Le cédant est tenu de remployer, dans un délai de vingt-quatre mois à compter de la cession, tout ou partie du prix de cession du logement dans l’acquisition ou la construction d’un logement qu’il affecte à sa résidence principale.
L’exonération s’applique sur demande expresse du cédant dans l’acte de vente. Elle sera totale si le remploi porte sur un logement dont le prix d’acquisition est au moins égal au prix de l’immeuble cédé.

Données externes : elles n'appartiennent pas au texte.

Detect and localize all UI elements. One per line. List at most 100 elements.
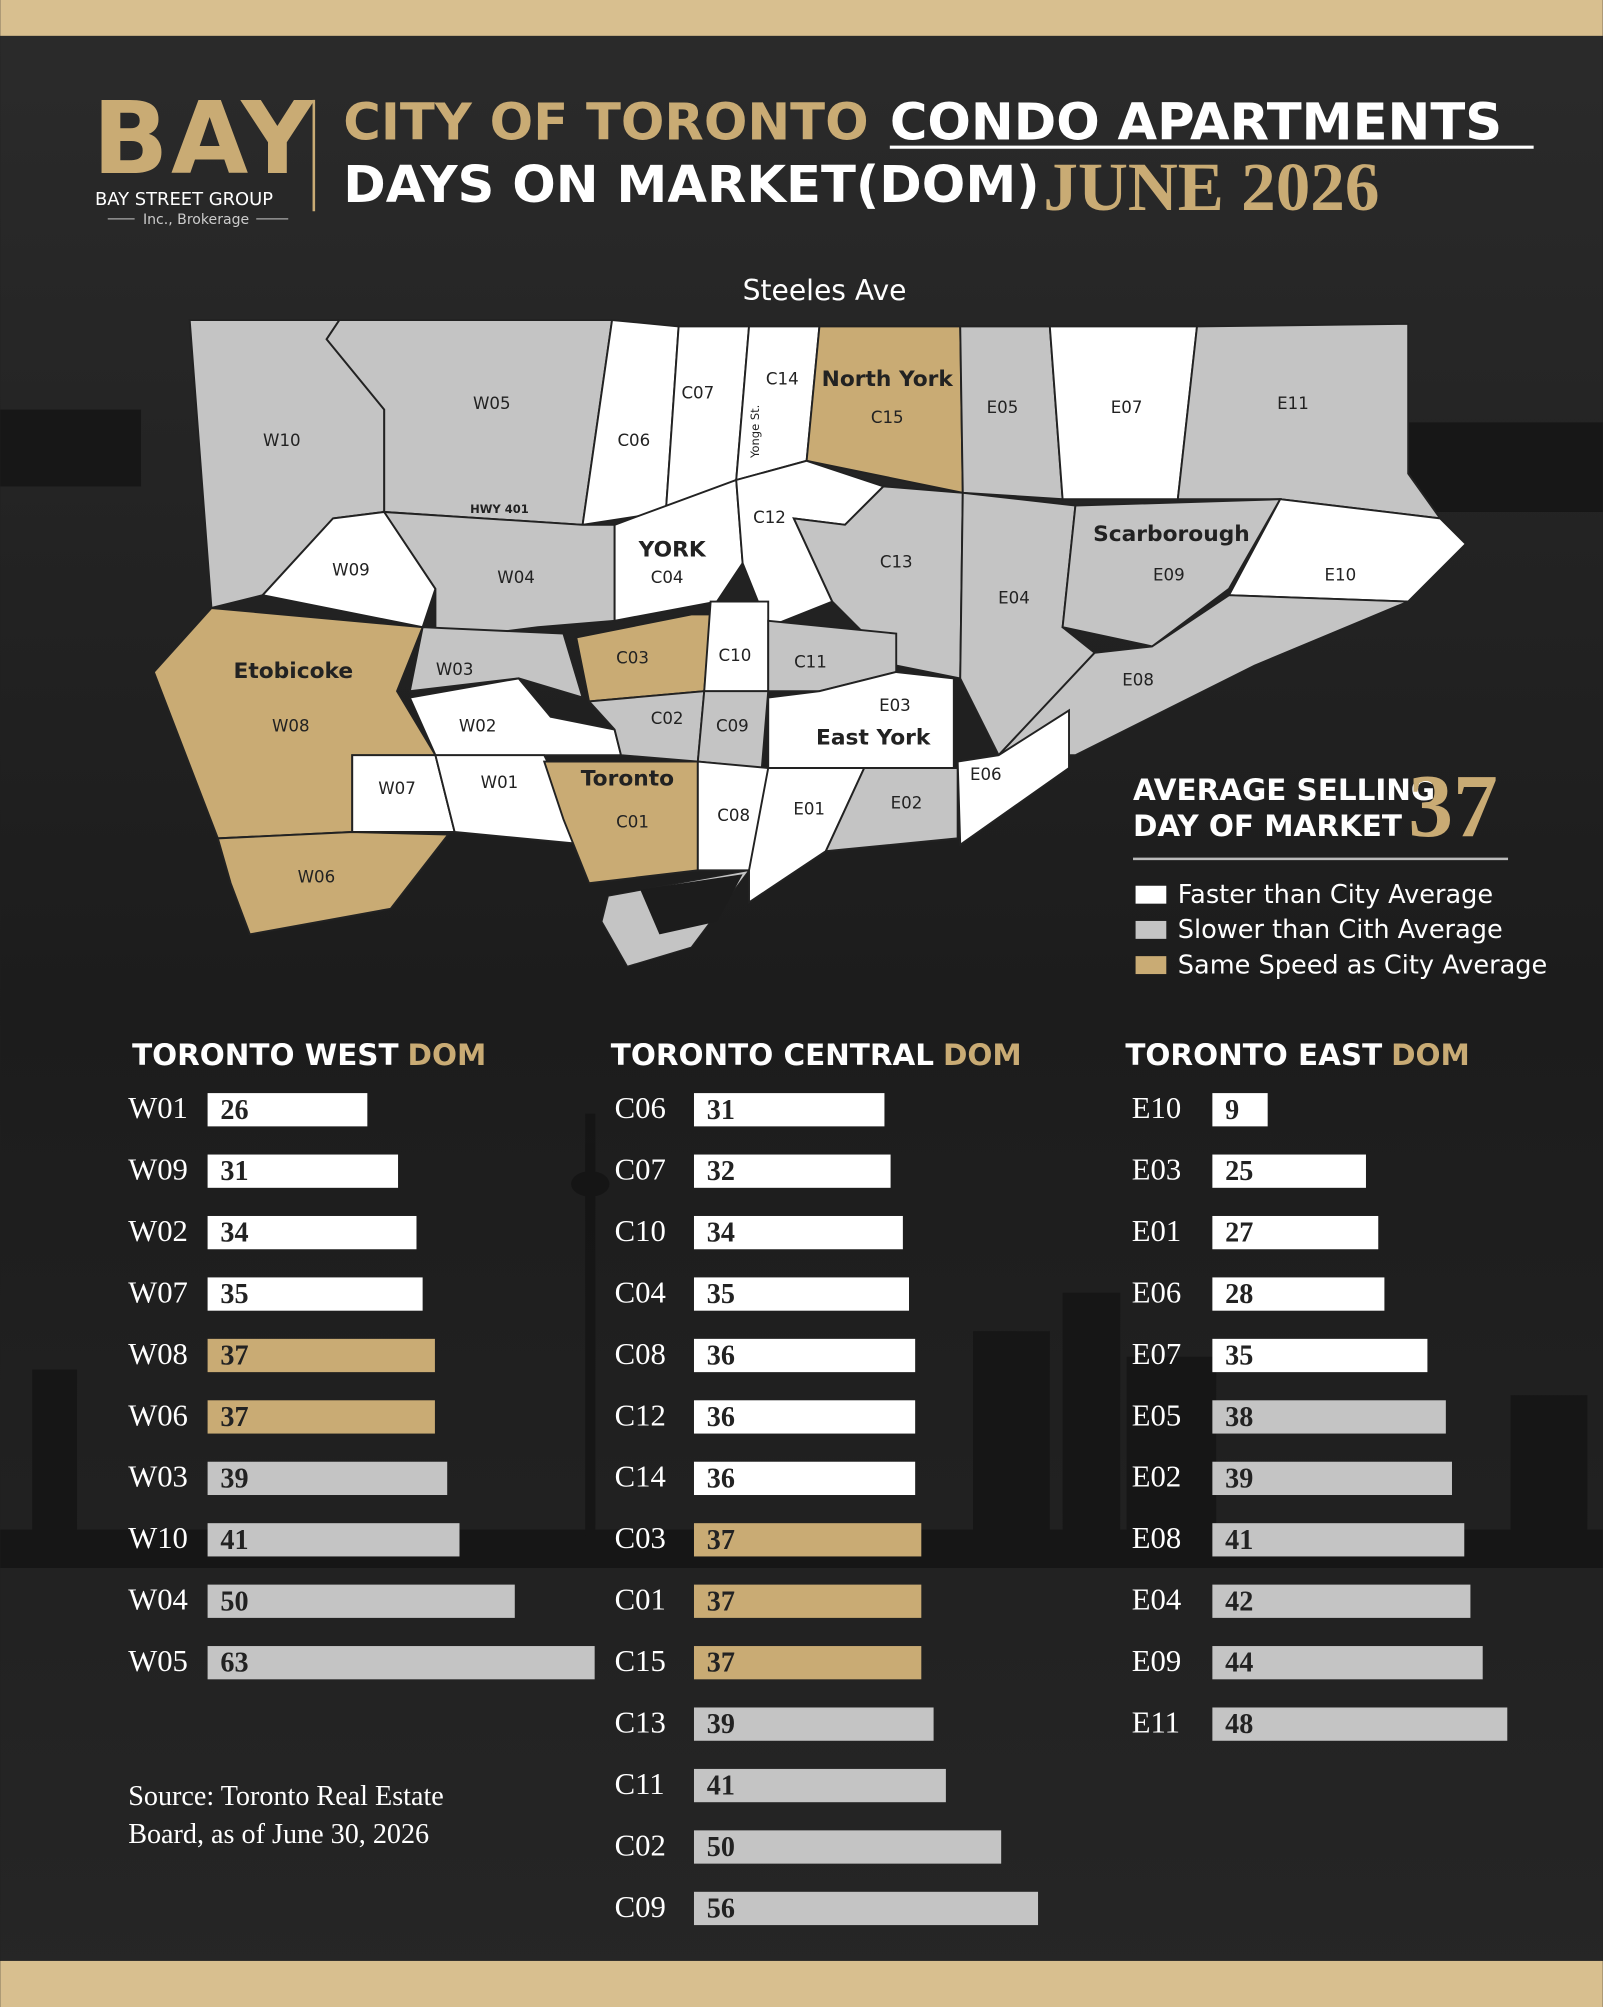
category-label: C11 <box>615 1767 665 1801</box>
legend-label: Same Speed as City Average <box>1178 950 1547 980</box>
district-code: W10 <box>263 431 301 450</box>
value-label: 35 <box>220 1279 248 1310</box>
bar <box>693 1461 916 1496</box>
chart-title: TORONTO CENTRAL DOM <box>611 1038 1022 1072</box>
district-code: E06 <box>970 765 1002 784</box>
district-code: W04 <box>497 568 535 587</box>
legend-swatch <box>1135 956 1167 975</box>
category-label: E03 <box>1132 1153 1181 1187</box>
bar <box>207 1154 399 1188</box>
legend-swatch <box>1135 920 1167 939</box>
category-label: W03 <box>128 1460 188 1494</box>
company-name: BAY STREET GROUP <box>95 189 273 210</box>
legend-label: Slower than Cith Average <box>1178 915 1503 945</box>
value-label: 56 <box>707 1893 735 1924</box>
value-label: 42 <box>1225 1586 1253 1617</box>
district <box>956 708 1070 847</box>
bar <box>1212 1154 1366 1188</box>
district <box>1176 322 1443 520</box>
value-label: 38 <box>1225 1402 1253 1433</box>
bar <box>1212 1400 1446 1434</box>
title: CITY OF TORONTO <box>343 93 868 153</box>
category-label: W02 <box>128 1214 188 1248</box>
district <box>542 760 699 885</box>
bar <box>207 1338 435 1373</box>
category-label: C02 <box>615 1828 666 1862</box>
company-sub: Inc., Brokerage <box>143 212 249 228</box>
bar <box>693 1891 1039 1926</box>
district <box>587 690 706 763</box>
bar <box>1212 1523 1465 1557</box>
street-label: Steeles Ave <box>743 274 907 307</box>
district-code: E01 <box>793 800 825 819</box>
value-label: 25 <box>1225 1156 1253 1187</box>
district-code: C09 <box>716 717 749 736</box>
bar <box>1212 1277 1385 1311</box>
value-label: 32 <box>707 1156 735 1187</box>
district-code: E07 <box>1111 398 1143 417</box>
value-label: 31 <box>707 1095 735 1126</box>
value-label: 36 <box>707 1341 735 1372</box>
category-label: W10 <box>128 1521 188 1555</box>
title: CONDO APARTMENTS <box>890 93 1502 153</box>
bar <box>693 1215 903 1250</box>
value-label: 41 <box>1225 1525 1253 1556</box>
legend-swatch <box>1135 885 1167 904</box>
value-label: 39 <box>707 1709 735 1740</box>
bar <box>207 1277 423 1311</box>
value-label: 37 <box>707 1525 735 1556</box>
chart-title-main: TORONTO WEST <box>132 1038 399 1072</box>
bar <box>693 1707 934 1741</box>
bar <box>693 1768 946 1803</box>
district <box>382 510 616 642</box>
category-label: C15 <box>615 1644 666 1678</box>
value-label: 35 <box>1225 1341 1253 1372</box>
area-label: Scarborough <box>1093 522 1250 547</box>
value-label: 35 <box>707 1279 735 1310</box>
bar <box>1212 1093 1268 1127</box>
bar <box>693 1400 916 1434</box>
bar <box>693 1584 922 1618</box>
logo: BAY <box>92 80 316 197</box>
bar <box>207 1584 515 1618</box>
chart-title: TORONTO WEST DOM <box>132 1038 486 1072</box>
district <box>824 767 959 853</box>
category-label: W01 <box>128 1091 188 1125</box>
category-label: E06 <box>1132 1275 1181 1309</box>
value-label: 44 <box>1225 1648 1253 1679</box>
chart-title-main: TORONTO EAST <box>1125 1038 1382 1072</box>
bar <box>693 1277 910 1311</box>
bar <box>207 1461 448 1496</box>
district <box>408 626 585 700</box>
street-label: HWY 401 <box>470 502 529 516</box>
value-label: 50 <box>220 1586 248 1617</box>
district-code: W06 <box>298 868 336 887</box>
category-label: E09 <box>1132 1644 1181 1678</box>
category-label: C13 <box>615 1705 666 1739</box>
district-code: C10 <box>719 646 752 665</box>
district-code: C02 <box>651 709 684 728</box>
district <box>613 478 744 622</box>
district-code: C14 <box>766 370 799 389</box>
date: JUNE 2026 <box>1043 148 1379 225</box>
legend-heading: AVERAGE SELLING <box>1133 773 1435 807</box>
area-label: East York <box>816 726 931 751</box>
category-label: C08 <box>615 1337 666 1371</box>
chart-title: TORONTO EAST DOM <box>1125 1038 1470 1072</box>
bar <box>693 1154 891 1188</box>
bar <box>693 1523 922 1557</box>
district-code: C06 <box>617 431 650 450</box>
category-label: C09 <box>615 1890 666 1924</box>
top-band <box>0 0 1603 36</box>
value-label: 34 <box>220 1218 248 1249</box>
district-code: C12 <box>753 508 786 527</box>
district-code: E04 <box>998 589 1030 608</box>
area-label: Etobicoke <box>233 659 353 684</box>
bar <box>693 1093 885 1127</box>
chart-title-main: TORONTO CENTRAL <box>611 1038 934 1072</box>
value-label: 50 <box>707 1832 735 1863</box>
category-label: E07 <box>1132 1337 1181 1371</box>
district-code: E11 <box>1277 394 1309 413</box>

Elle sera partielle à hauteur du pourcentage du prix de vente destiné à être remployé dans l’acquisition ou la construction de la future résidence principale.

Les autres exonérations susceptibles de s’appliquer

D’autres exonérations sont susceptibles de s’appliquer en cas de cession d’un logement.
L’article 150 U, II, 4° du Code général des impôts exonère sous condition de remploi les plus-values réalisées lors de la cession d’immeubles pour lesquels une déclaration d’utilité publique a été prononcée en vue d’une expropriation.
L’article 150 U, II, 6° du même code exonère les immeubles, parties d’immeubles ou droits immobiliers dont le prix de cession est inférieur ou égal à 15 000 €.
Les retraités ou invalides disposant de faibles revenus échappent à la taxation des plus-values immobilières sous réserve de remplir les conditions de l’article 150 U, III du Code général des impôts.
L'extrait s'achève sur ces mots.